Photo : La Presse canadienne / Graham Hughes

La Presse canadienne

Les croupiers du Casino de Montréal ont déclenché une grève générale illimitée samedi matin.

Estimant que les négociations pour le renouvellement de leur convention collective sont dans une impasse, les croupiers ont amorcé leur grève à 9 h et érigeront un piquet de grève devant le casino à 14 h.

Malgré la grève, les activités du casino se poursuivent, précise la direction de Loto-Québec. Les tables de jeu, le restaurant, les machines à sous et les spectacles se déroulent normalement, mais le salon de poker est fermé.
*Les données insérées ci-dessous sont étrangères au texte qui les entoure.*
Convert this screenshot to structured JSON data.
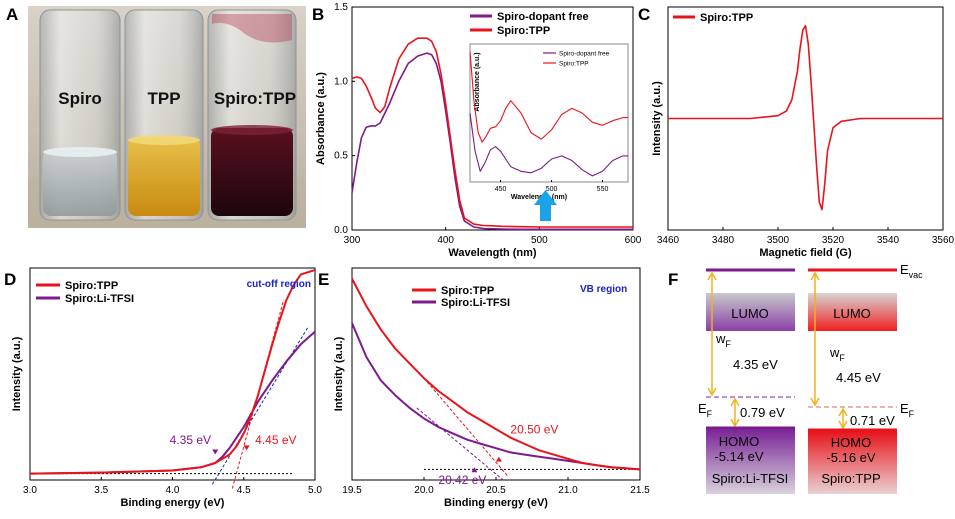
{
  "colors": {
    "red": "#e8141c",
    "purple": "#7d1a8c",
    "blue_text": "#1a23c9",
    "arrow_blue": "#1aa3e8",
    "vial_dark": "#2a0a12",
    "vial_yellow": "#d9a01a"
  },
  "panels": {
    "a": "A",
    "b": "B",
    "c": "C",
    "d": "D",
    "e": "E",
    "f": "F"
  },
  "photo": {
    "labels": [
      "Spiro",
      "TPP",
      "Spiro:TPP"
    ]
  },
  "chart_data": [
    {
      "id": "B",
      "type": "line",
      "xlabel": "Wavelength (nm)",
      "ylabel": "Absorbance (a.u.)",
      "xlim": [
        300,
        600
      ],
      "ylim": [
        0,
        1.5
      ],
      "xticks": [
        300,
        400,
        500,
        600
      ],
      "yticks": [
        0.0,
        0.5,
        1.0,
        1.5
      ],
      "ytick_labels": [
        "0.0",
        "0.5",
        "1.0",
        "1.5"
      ],
      "legend": [
        "Spiro-dopant free",
        "Spiro:TPP"
      ],
      "series": [
        {
          "name": "Spiro-dopant free",
          "color": "purple",
          "x": [
            300,
            305,
            310,
            315,
            320,
            325,
            330,
            340,
            350,
            360,
            370,
            380,
            385,
            390,
            395,
            400,
            405,
            410,
            415,
            420,
            430,
            440,
            450,
            460,
            480,
            500,
            520,
            540,
            560,
            600
          ],
          "y": [
            0.25,
            0.45,
            0.62,
            0.69,
            0.7,
            0.7,
            0.72,
            0.85,
            1.0,
            1.12,
            1.17,
            1.19,
            1.18,
            1.12,
            1.0,
            0.8,
            0.58,
            0.35,
            0.16,
            0.06,
            0.02,
            0.01,
            0.008,
            0.006,
            0.005,
            0.005,
            0.005,
            0.005,
            0.005,
            0.005
          ]
        },
        {
          "name": "Spiro:TPP",
          "color": "red",
          "x": [
            300,
            305,
            310,
            315,
            320,
            325,
            330,
            335,
            340,
            350,
            360,
            370,
            380,
            385,
            390,
            395,
            400,
            405,
            410,
            415,
            420,
            430,
            440,
            450,
            460,
            480,
            500,
            520,
            540,
            560,
            600
          ],
          "y": [
            1.02,
            1.03,
            1.02,
            0.97,
            0.9,
            0.82,
            0.79,
            0.83,
            0.95,
            1.15,
            1.25,
            1.29,
            1.29,
            1.27,
            1.2,
            1.05,
            0.85,
            0.62,
            0.4,
            0.2,
            0.08,
            0.04,
            0.03,
            0.028,
            0.025,
            0.022,
            0.02,
            0.02,
            0.02,
            0.02,
            0.02
          ]
        }
      ],
      "inset": {
        "xlabel": "Wavelength (nm)",
        "ylabel": "Absorbance (a.u.)",
        "xlim": [
          420,
          575
        ],
        "xticks": [
          450,
          500,
          550
        ],
        "legend": [
          "Spiro-dopant free",
          "Spiro:TPP"
        ],
        "series": [
          {
            "name": "Spiro-dopant free",
            "color": "purple",
            "x": [
              420,
              425,
              430,
              435,
              440,
              445,
              450,
              455,
              460,
              470,
              480,
              490,
              500,
              510,
              520,
              530,
              540,
              550,
              560,
              570,
              575
            ],
            "y": [
              0.55,
              0.3,
              0.17,
              0.23,
              0.31,
              0.33,
              0.3,
              0.25,
              0.2,
              0.17,
              0.16,
              0.19,
              0.25,
              0.27,
              0.24,
              0.18,
              0.14,
              0.17,
              0.24,
              0.27,
              0.27
            ]
          },
          {
            "name": "Spiro:TPP",
            "color": "red",
            "x": [
              420,
              424,
              428,
              432,
              436,
              440,
              445,
              450,
              455,
              460,
              470,
              480,
              490,
              500,
              510,
              520,
              530,
              540,
              550,
              560,
              570,
              575
            ],
            "y": [
              0.95,
              0.62,
              0.42,
              0.36,
              0.4,
              0.45,
              0.46,
              0.5,
              0.58,
              0.63,
              0.55,
              0.42,
              0.38,
              0.44,
              0.54,
              0.58,
              0.55,
              0.49,
              0.47,
              0.5,
              0.52,
              0.52
            ]
          }
        ]
      },
      "annotations": [
        "arrow"
      ]
    },
    {
      "id": "C",
      "type": "line",
      "xlabel": "Magnetic field (G)",
      "ylabel": "Intensity (a.u.)",
      "xlim": [
        3460,
        3560
      ],
      "xticks": [
        3460,
        3480,
        3500,
        3520,
        3540,
        3560
      ],
      "ylim": [
        -1.2,
        1.2
      ],
      "legend": [
        "Spiro:TPP"
      ],
      "series": [
        {
          "name": "Spiro:TPP",
          "color": "red",
          "x": [
            3460,
            3490,
            3500,
            3503,
            3505,
            3507,
            3508,
            3509,
            3510,
            3511,
            3512,
            3513,
            3514,
            3515,
            3516,
            3517,
            3518,
            3520,
            3523,
            3530,
            3560
          ],
          "y": [
            0.0,
            0.0,
            0.03,
            0.08,
            0.2,
            0.5,
            0.75,
            0.95,
            1.0,
            0.8,
            0.4,
            -0.05,
            -0.5,
            -0.9,
            -0.98,
            -0.7,
            -0.35,
            -0.1,
            -0.03,
            0.0,
            0.0
          ]
        }
      ]
    },
    {
      "id": "D",
      "type": "line",
      "xlabel": "Binding energy (eV)",
      "ylabel": "Intensity (a.u.)",
      "xlim": [
        3.0,
        5.0
      ],
      "xticks": [
        3.0,
        3.5,
        4.0,
        4.5,
        5.0
      ],
      "xtick_labels": [
        "3.0",
        "3.5",
        "4.0",
        "4.5",
        "5.0"
      ],
      "ylim": [
        0,
        1.0
      ],
      "legend": [
        "Spiro:TPP",
        "Spiro:Li-TFSI"
      ],
      "region_label": "cut-off region",
      "annotations": [
        "4.35 eV",
        "4.45 eV"
      ],
      "series": [
        {
          "name": "Spiro:TPP",
          "color": "red",
          "x": [
            3.0,
            3.5,
            4.0,
            4.2,
            4.3,
            4.4,
            4.45,
            4.5,
            4.55,
            4.6,
            4.65,
            4.7,
            4.75,
            4.8,
            4.85,
            4.9,
            5.0
          ],
          "y": [
            0.03,
            0.035,
            0.045,
            0.06,
            0.08,
            0.12,
            0.16,
            0.22,
            0.3,
            0.4,
            0.52,
            0.64,
            0.75,
            0.85,
            0.92,
            0.97,
            0.99
          ]
        },
        {
          "name": "Spiro:Li-TFSI",
          "color": "purple",
          "x": [
            3.0,
            3.5,
            4.0,
            4.2,
            4.3,
            4.35,
            4.4,
            4.45,
            4.5,
            4.55,
            4.6,
            4.7,
            4.8,
            4.9,
            5.0
          ],
          "y": [
            0.03,
            0.035,
            0.045,
            0.06,
            0.08,
            0.11,
            0.15,
            0.2,
            0.25,
            0.31,
            0.37,
            0.47,
            0.56,
            0.64,
            0.7
          ]
        }
      ]
    },
    {
      "id": "E",
      "type": "line",
      "xlabel": "Binding energy (eV)",
      "ylabel": "Intensity (a.u.)",
      "xlim": [
        19.5,
        21.5
      ],
      "xticks": [
        19.5,
        20.0,
        20.5,
        21.0,
        21.5
      ],
      "xtick_labels": [
        "19.5",
        "20.0",
        "20.5",
        "21.0",
        "21.5"
      ],
      "ylim": [
        0,
        1.0
      ],
      "legend": [
        "Spiro:TPP",
        "Spiro:Li-TFSI"
      ],
      "region_label": "VB region",
      "annotations": [
        "20.50 eV",
        "20.42 eV"
      ],
      "series": [
        {
          "name": "Spiro:TPP",
          "color": "red",
          "x": [
            19.5,
            19.6,
            19.7,
            19.8,
            19.9,
            20.0,
            20.1,
            20.2,
            20.3,
            20.4,
            20.5,
            20.6,
            20.7,
            20.8,
            20.9,
            21.0,
            21.1,
            21.2,
            21.3,
            21.4,
            21.5
          ],
          "y": [
            0.95,
            0.82,
            0.71,
            0.62,
            0.55,
            0.48,
            0.42,
            0.37,
            0.32,
            0.28,
            0.24,
            0.2,
            0.17,
            0.14,
            0.12,
            0.1,
            0.08,
            0.07,
            0.06,
            0.055,
            0.05
          ]
        },
        {
          "name": "Spiro:Li-TFSI",
          "color": "purple",
          "x": [
            19.5,
            19.6,
            19.7,
            19.8,
            19.9,
            20.0,
            20.1,
            20.2,
            20.3,
            20.4,
            20.5,
            20.6,
            20.7,
            20.8,
            20.9,
            21.0,
            21.1,
            21.2,
            21.3,
            21.4,
            21.5
          ],
          "y": [
            0.74,
            0.58,
            0.47,
            0.4,
            0.34,
            0.29,
            0.25,
            0.22,
            0.19,
            0.17,
            0.15,
            0.13,
            0.12,
            0.11,
            0.1,
            0.09,
            0.08,
            0.07,
            0.06,
            0.055,
            0.05
          ]
        }
      ]
    }
  ],
  "diagram_f": {
    "evac": "E",
    "evac_sub": "vac",
    "ef": "E",
    "ef_sub": "F",
    "wf": "w",
    "wf_sub": "F",
    "left": {
      "lumo": "LUMO",
      "wf_value": "4.35 eV",
      "gap": "0.79 eV",
      "homo": "HOMO",
      "homo_value": "-5.14 eV",
      "name": "Spiro:Li-TFSI"
    },
    "right": {
      "lumo": "LUMO",
      "wf_value": "4.45 eV",
      "gap": "0.71 eV",
      "homo": "HOMO",
      "homo_value": "-5.16 eV",
      "name": "Spiro:TPP"
    }
  }
}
Les croupiers demandent notamment un meilleur aménagement du temps travaillé et du temps de repos pour éviter les blessures, explique Jean-Pierre Proulx, conseiller syndical du Syndicat canadien de la fonction publique (SCFP), dans un communiqué.

Il estime que le nombre d'employés qui souffrent de blessures professionnelles est fulgurant.

Dans un communiqué, Loto-Québec dit offrir des conditions de travail sécuritaires et optimales à ses employés. Toutefois, les croupiers du Casino de Montréal demandent 30 minutes de pause payée pour chaque heure travaillée. Ils passeraient donc plus de 30 % de leur quart de travail en pause payée, ce qui est hors norme dans l'industrie et dans les autres casinos de la Société, précise la direction.

Les conditions salariales sont elles aussi au cœur des négociations puisque le syndicat affilié à la Fédération des travailleurs et travailleuses du Québec (FTQ) accuse l'employeur de vouloir faire reculer la rémunération des croupiers au niveau de celle qui était en vigueur en 2017.

Loto-Québec veut créer une nouvelle échelle salariale qui ferait en sorte que les prochains employés embauchés gagneraient 90 % du salaire de base prévu à la convention collective. Dans un contexte de pénurie de main-d'œuvre, c'est carrément irresponsable, et le syndicat ne l'acceptera jamais, insiste M. Proulx.

La direction indique que le salaire d'entrée se situe à plus de 20 % au-dessus du marché de référence.

Loto-Québec dit vouloir arriver à une entente négociée responsable, rappelant que les négociations se déroulent selon des paramètres similaires à ce qui a été accepté par les mêmes corps d'emploi affiliés au SCFP des autres casinos de Loto-Québec, dont les croupiers du Casino du Lac-Leamy.

Les 521 croupiers syndiqués du Casino de Montréal sont sans convention collective depuis le 1er avril 2020.